Aunque el fútbol de Primera División ya hace falta, creo que los seguidores del Herediano son quienes más se frotan las manos para que el Torneo de Apertura 2017 empiece lo antes posible.

Supongo que la adrenalina llega a niveles insospechados entre la fanaticada del Team , luego de ver ayer a su gerente, Jafet Soto, presentar a tres delanteros que tienen dinamita pura en sus piernas.

Soto vistió de rojiamarillos a Jonathan Hansen, un viejo conocido del club que el torneo pasado estuvo a préstamo en la Liga de Ascenso mexicana.

Con los florenses, Hansen marcó 25 goles en tres torneos. Sin duda, tiene claro el camino a la red rival, aunque en su aventura azteca solo clavó un dardo, pues jugó a cuentagotas debido a una lesión.

Por si fuera poco, en el Estadio Eladio Rosabal Cordero aparecieron ayer, ante las cámaras, los dos mejores extranjeros del Verano 2017: Luis Ángel Landín y Julio Cruz.

El primero amargó 13 veces a sus contrincantes el semestre anterior cuando vistió la indumentaria de Pérez Zeledón, mientras que el segundo lo hizo en 11 ocasiones con el extinto Belén (hoy Guadalupe FC); de hecho, fue clave para que el club no descendiera.

Los seguidores de Herediano pueden sacar pecho con estos refuerzos.

Ellos se suman a Jairo Arrieta, figura florense con 15 anotaciones en el Verano, así como Víctor Mambo Núñez, pues aunque su cuota goleadora viene a menos (solo hizo cinco tantos en el último torneo), suele ser un verdugo cuando le dan minutos en cancha.

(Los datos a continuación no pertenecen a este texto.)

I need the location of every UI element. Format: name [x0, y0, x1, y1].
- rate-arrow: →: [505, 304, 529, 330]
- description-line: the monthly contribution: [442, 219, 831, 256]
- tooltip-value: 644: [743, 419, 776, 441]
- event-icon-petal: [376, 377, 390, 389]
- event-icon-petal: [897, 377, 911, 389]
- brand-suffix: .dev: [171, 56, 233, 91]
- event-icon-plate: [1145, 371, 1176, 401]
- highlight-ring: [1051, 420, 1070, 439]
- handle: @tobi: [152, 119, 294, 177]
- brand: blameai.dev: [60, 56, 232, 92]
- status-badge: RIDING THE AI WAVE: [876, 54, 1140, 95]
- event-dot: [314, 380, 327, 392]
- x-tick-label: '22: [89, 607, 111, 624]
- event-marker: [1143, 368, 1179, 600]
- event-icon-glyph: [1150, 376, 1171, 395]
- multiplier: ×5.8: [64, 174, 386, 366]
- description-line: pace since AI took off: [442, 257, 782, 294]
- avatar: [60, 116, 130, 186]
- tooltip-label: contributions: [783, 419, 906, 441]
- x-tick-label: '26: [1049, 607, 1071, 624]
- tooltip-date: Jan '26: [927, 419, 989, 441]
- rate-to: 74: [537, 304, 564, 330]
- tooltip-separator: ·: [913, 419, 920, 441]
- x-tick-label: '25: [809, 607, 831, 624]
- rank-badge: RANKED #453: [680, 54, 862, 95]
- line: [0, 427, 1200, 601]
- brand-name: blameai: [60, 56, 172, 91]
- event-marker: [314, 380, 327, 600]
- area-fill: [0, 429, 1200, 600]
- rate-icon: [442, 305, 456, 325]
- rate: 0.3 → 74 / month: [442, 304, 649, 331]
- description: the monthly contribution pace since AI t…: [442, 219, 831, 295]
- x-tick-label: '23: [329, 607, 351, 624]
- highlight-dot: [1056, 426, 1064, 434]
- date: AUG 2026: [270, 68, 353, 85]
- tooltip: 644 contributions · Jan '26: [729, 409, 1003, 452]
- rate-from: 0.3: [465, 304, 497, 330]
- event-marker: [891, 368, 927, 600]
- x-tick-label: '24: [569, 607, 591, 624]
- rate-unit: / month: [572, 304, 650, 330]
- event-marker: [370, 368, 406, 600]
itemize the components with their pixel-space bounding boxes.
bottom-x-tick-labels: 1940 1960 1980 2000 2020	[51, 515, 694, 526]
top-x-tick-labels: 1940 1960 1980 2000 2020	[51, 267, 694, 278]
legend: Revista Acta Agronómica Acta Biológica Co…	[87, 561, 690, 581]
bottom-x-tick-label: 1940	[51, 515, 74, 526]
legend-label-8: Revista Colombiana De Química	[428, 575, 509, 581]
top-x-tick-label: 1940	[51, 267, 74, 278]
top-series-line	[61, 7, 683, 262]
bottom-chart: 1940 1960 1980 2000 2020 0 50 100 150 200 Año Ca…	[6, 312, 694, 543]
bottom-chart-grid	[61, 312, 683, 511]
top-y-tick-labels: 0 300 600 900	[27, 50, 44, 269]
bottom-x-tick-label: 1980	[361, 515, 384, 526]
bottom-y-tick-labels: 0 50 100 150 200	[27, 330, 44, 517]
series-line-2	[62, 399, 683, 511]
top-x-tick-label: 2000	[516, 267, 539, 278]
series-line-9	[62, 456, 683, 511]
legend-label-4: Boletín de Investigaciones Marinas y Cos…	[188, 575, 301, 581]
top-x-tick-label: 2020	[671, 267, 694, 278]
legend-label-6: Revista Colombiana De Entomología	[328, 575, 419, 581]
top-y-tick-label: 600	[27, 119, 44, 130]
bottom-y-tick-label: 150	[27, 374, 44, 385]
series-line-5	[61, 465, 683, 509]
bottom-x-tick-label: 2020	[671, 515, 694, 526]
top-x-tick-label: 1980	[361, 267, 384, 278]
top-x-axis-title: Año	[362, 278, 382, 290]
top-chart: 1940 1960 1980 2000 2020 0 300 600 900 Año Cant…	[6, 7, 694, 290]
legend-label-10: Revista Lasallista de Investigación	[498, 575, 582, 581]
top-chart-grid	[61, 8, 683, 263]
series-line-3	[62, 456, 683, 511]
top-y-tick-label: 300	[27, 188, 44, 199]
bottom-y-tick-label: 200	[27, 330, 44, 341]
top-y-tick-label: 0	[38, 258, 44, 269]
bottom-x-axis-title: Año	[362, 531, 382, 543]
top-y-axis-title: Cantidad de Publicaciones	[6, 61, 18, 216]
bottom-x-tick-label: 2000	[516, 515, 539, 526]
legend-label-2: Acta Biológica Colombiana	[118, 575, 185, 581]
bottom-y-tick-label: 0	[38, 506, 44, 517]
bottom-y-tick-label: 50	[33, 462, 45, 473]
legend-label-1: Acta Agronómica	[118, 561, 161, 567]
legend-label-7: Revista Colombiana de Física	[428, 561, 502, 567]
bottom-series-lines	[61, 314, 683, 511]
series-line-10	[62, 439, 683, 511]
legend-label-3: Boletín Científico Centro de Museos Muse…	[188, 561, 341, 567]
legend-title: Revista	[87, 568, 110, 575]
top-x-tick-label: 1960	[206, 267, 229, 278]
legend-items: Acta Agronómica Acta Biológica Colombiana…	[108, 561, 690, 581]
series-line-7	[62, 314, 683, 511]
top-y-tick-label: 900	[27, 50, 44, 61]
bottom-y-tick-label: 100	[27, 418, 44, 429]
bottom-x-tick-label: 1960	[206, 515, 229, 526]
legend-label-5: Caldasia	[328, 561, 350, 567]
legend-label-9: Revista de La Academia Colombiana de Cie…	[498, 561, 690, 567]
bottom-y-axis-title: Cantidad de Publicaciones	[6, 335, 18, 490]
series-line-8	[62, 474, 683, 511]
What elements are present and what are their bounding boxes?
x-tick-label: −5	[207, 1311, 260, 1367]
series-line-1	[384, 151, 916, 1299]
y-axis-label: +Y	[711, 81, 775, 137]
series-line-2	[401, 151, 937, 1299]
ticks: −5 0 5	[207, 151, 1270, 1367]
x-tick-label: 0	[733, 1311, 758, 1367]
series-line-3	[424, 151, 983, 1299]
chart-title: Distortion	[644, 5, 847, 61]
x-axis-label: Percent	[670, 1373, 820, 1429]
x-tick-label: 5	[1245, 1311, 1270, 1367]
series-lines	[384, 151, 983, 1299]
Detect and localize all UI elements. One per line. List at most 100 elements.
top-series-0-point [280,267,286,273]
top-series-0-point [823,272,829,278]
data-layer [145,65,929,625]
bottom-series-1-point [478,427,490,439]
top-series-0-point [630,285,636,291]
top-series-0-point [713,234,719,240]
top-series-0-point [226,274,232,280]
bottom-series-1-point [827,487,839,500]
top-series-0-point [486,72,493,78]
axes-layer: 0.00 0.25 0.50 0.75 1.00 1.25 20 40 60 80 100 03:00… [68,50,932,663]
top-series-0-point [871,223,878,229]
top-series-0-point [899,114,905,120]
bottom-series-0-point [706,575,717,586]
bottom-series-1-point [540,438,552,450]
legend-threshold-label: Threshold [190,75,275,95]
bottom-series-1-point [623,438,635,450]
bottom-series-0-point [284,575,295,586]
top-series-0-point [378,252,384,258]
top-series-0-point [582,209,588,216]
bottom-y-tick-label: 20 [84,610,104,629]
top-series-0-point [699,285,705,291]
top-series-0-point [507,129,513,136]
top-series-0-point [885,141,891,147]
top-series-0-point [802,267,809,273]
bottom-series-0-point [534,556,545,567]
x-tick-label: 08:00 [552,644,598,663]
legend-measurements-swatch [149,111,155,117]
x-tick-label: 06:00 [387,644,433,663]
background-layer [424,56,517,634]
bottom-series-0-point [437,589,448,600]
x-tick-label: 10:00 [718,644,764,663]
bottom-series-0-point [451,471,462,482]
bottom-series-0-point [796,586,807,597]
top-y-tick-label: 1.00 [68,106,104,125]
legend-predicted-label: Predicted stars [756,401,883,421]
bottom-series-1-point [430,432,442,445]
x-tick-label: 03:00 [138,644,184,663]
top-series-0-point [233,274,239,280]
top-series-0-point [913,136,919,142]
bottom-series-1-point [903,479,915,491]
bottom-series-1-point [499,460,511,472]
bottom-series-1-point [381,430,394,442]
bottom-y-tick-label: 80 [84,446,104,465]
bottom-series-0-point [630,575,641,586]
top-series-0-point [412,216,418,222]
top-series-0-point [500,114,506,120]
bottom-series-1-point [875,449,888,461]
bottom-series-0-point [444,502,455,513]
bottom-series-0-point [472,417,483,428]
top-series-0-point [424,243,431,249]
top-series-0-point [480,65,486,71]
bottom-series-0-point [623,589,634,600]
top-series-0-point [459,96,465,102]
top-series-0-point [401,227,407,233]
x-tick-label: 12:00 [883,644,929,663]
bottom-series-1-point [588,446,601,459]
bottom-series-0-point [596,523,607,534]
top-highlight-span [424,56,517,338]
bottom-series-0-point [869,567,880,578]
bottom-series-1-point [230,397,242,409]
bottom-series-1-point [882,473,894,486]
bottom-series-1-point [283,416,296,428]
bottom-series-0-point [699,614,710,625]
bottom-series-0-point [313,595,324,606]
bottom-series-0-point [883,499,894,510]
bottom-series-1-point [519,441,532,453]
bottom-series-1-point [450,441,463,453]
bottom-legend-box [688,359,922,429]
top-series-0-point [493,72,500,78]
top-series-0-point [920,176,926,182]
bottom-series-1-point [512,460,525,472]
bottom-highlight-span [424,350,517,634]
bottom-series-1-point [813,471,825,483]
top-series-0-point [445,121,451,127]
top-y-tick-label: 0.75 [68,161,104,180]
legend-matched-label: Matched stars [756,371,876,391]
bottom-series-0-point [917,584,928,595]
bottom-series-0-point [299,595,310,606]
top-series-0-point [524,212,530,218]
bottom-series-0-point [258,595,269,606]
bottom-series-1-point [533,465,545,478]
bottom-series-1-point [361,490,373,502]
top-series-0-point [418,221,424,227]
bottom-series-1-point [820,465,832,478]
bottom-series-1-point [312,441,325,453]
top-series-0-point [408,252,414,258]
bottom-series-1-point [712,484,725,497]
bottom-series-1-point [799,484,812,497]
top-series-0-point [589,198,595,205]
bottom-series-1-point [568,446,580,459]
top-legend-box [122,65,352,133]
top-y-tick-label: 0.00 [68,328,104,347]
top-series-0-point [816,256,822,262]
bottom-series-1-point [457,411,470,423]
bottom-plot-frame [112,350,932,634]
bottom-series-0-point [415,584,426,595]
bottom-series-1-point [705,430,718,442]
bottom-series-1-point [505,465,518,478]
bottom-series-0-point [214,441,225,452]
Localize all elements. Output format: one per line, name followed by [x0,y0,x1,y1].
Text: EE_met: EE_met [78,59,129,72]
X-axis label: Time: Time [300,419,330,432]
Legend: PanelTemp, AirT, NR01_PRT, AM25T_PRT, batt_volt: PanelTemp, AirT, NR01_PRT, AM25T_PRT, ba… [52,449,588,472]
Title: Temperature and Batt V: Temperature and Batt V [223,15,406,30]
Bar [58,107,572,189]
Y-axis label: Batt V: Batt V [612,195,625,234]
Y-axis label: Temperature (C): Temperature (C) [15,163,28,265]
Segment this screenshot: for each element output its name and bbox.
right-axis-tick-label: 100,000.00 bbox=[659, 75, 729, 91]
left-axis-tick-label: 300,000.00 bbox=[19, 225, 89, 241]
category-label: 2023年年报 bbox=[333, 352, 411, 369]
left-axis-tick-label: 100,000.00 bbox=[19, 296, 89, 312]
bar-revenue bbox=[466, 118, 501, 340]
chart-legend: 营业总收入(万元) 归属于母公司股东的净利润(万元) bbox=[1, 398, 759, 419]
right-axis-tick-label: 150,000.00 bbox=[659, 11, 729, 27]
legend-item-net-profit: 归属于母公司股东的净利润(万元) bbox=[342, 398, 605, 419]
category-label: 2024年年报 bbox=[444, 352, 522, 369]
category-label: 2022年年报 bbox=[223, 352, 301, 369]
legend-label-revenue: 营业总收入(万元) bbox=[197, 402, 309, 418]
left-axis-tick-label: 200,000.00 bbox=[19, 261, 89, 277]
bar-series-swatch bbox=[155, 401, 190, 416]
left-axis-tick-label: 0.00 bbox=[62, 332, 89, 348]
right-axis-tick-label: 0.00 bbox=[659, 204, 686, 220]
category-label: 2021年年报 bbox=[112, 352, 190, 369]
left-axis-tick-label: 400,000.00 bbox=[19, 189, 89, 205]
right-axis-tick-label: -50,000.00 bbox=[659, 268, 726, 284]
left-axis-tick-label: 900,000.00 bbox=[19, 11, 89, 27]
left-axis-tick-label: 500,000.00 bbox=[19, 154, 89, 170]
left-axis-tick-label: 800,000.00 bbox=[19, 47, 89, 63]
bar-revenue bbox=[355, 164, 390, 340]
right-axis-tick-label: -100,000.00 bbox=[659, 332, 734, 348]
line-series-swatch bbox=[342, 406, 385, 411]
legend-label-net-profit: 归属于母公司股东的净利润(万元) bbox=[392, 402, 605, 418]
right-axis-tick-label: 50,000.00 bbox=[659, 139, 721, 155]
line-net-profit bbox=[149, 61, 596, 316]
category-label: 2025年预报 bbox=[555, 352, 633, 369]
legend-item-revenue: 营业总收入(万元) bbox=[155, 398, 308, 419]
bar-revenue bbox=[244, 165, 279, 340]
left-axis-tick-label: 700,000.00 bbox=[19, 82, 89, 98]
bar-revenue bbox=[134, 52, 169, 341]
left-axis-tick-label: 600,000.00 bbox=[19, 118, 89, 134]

Qué lo diga Saprissa en la final.

Herediano ya va ganando sobre todos los demás.

Los demás equipos deberán reforzar su zaga cuando se topen con el Team , que tiene un arsenal para imponerse por cualquier vía, ya sea un disparo de cabeza, un contragolpe, una jugada hilvanada o un tiro libre directo, con Elías Aguilar y Rándall Azofeifa.

Cualquiera se desea a alguno de esos artilleros, cuya estirpe les impide dar concesiones a los porteros.

Con lo mostrado el domingo, a Alajuelense le caería muy bien cualquiera de esas figuras rojiamarillas. De Saprissa hay que esperar lo que haga Jerry Bengtson, su mejor contratación hasta ahora.